Matsubara S
Department of Neurology, Tokyo Metropolitan Neurological Hospital, Fuchu.
Rinsho Byori. 1995 Sep;43(9):877-85.
The clinical investigation for inflammatory myopathies, which include polymyositis (PM), dermatomyositis (DM) and others, was outlined. The serum creatine kinase (CK) activity increases in the majority of cases of inflammatory myopathies. However, the cases of myositis associated with connective tissue diseases tend to show normal or moderately elevated CK activity. Among the isoenzymes of CK, the MB fraction can increase in the course of treatment as it can originate from regenerating muscle fibres. The macro CK type 1 was reported to appear in association with myositides. Varieties of autoantibodies in the serum such as Jo-1 and Ku have been studied. The Jo-1 antibody is frequently detected in the cases of PM associated with interstitial pulmonary fibrosis. Examination of the heart and lungs is necessary, and so is a search for malignant neoplasms in the cases of DM. Muscle biopsy is mandatory for diagnosing PM, DM and other inflammatory myopathies. Among the latter, inclusion body myositis and granulomatous myopathy need to be identified before treatment as they generally respond poorly. Histological changes of inflammatory myopathies are often distributed unevenly. The magnetic resonance image and ultrasonography are helpful in estimating the distribution of the lesion and therefore in deciding the site of biopsy. Ultrastructural observation of the muscle showed invasion of activated lymphocytes under the basement membrane of the muscle fibres causing degeneration of the myofibrils. The subset analyses of infiltrating cells revealed considerable alterations after the steroid pulse therapy.

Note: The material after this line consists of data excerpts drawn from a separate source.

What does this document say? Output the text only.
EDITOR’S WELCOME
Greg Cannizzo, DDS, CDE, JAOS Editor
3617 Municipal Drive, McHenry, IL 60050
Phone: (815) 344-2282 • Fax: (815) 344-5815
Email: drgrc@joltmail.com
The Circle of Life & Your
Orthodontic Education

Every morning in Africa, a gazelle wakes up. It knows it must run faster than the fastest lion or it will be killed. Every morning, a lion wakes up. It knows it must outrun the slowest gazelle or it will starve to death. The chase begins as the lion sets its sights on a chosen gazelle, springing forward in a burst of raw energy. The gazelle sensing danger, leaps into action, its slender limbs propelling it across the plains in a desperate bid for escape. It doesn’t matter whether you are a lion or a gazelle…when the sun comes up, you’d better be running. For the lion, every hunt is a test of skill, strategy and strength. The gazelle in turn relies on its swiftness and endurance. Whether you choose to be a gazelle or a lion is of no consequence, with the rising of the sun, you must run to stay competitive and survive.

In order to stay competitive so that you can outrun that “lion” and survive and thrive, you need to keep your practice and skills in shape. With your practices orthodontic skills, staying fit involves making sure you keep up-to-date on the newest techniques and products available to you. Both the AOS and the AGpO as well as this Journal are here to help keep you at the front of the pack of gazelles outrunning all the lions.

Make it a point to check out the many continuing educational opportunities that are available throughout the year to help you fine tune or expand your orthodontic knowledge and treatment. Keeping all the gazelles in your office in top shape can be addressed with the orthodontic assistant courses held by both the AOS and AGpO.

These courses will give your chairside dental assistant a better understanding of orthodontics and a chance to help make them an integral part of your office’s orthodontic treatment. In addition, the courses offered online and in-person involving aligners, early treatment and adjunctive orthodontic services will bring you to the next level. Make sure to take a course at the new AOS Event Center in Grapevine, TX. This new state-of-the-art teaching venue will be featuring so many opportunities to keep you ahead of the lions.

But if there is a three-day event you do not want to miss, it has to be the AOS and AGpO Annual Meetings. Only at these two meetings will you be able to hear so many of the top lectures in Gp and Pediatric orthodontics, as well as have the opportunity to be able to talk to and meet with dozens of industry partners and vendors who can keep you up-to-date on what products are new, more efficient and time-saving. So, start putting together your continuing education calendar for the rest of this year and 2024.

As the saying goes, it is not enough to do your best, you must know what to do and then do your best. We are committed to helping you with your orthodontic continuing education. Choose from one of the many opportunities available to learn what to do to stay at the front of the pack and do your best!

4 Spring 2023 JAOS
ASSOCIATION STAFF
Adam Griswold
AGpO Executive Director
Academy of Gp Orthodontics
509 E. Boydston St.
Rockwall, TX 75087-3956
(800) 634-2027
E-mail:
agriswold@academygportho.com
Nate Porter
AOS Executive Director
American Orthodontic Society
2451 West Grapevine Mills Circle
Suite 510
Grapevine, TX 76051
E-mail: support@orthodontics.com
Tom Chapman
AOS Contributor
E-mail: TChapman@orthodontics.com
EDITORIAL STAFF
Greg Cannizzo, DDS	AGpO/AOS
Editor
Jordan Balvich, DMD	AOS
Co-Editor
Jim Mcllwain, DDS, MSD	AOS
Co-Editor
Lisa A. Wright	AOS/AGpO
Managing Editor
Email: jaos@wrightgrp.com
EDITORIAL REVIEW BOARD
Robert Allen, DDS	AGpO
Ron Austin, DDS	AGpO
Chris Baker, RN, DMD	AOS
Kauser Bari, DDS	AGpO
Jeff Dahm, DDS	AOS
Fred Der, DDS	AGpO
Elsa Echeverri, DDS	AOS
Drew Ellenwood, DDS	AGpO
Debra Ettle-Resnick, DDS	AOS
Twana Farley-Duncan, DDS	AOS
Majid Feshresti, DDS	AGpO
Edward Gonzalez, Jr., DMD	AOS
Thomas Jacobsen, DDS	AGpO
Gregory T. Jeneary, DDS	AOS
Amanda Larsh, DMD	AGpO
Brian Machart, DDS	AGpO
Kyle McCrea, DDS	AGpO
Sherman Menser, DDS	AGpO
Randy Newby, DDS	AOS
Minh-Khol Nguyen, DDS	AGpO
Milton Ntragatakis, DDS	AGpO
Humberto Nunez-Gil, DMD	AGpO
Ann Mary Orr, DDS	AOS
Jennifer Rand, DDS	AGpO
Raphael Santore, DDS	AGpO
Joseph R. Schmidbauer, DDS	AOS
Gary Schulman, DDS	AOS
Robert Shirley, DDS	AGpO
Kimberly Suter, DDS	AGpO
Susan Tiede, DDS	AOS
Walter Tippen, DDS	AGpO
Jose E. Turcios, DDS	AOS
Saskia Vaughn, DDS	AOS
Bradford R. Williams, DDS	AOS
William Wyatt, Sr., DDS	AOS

概述了对包括多发性肌炎(PM)、皮肌炎(DM)等在内的炎性肌病的临床研究。在大多数炎性肌病病例中,血清肌酸激酶(CK)活性会升高。然而,与结缔组织疾病相关的肌炎病例往往表现为CK活性正常或中度升高。在CK的同工酶中,MB组分可在治疗过程中升高,因为它可能源自再生的肌纤维。据报道,1型巨CK与肌炎有关。已经研究了血清中的多种自身抗体,如Jo-1和Ku。Jo-1抗体在与间质性肺纤维化相关的PM病例中经常被检测到。心脏和肺部检查是必要的,对于DM病例,寻找恶性肿瘤也是必要的。肌肉活检对于诊断PM、DM和其他炎性肌病是必不可少的。在后者中,包涵体肌炎和肉芽肿性肌病在治疗前需要被识别出来,因为它们通常反应不佳。炎性肌病的组织学变化往往分布不均匀。磁共振成像和超声检查有助于评估病变的分布,从而有助于确定活检部位。肌肉的超微结构观察显示,活化淋巴细胞侵入肌纤维的基底膜下,导致肌原纤维变性。浸润细胞的亚群分析显示,在类固醇脉冲治疗后有相当大的变化。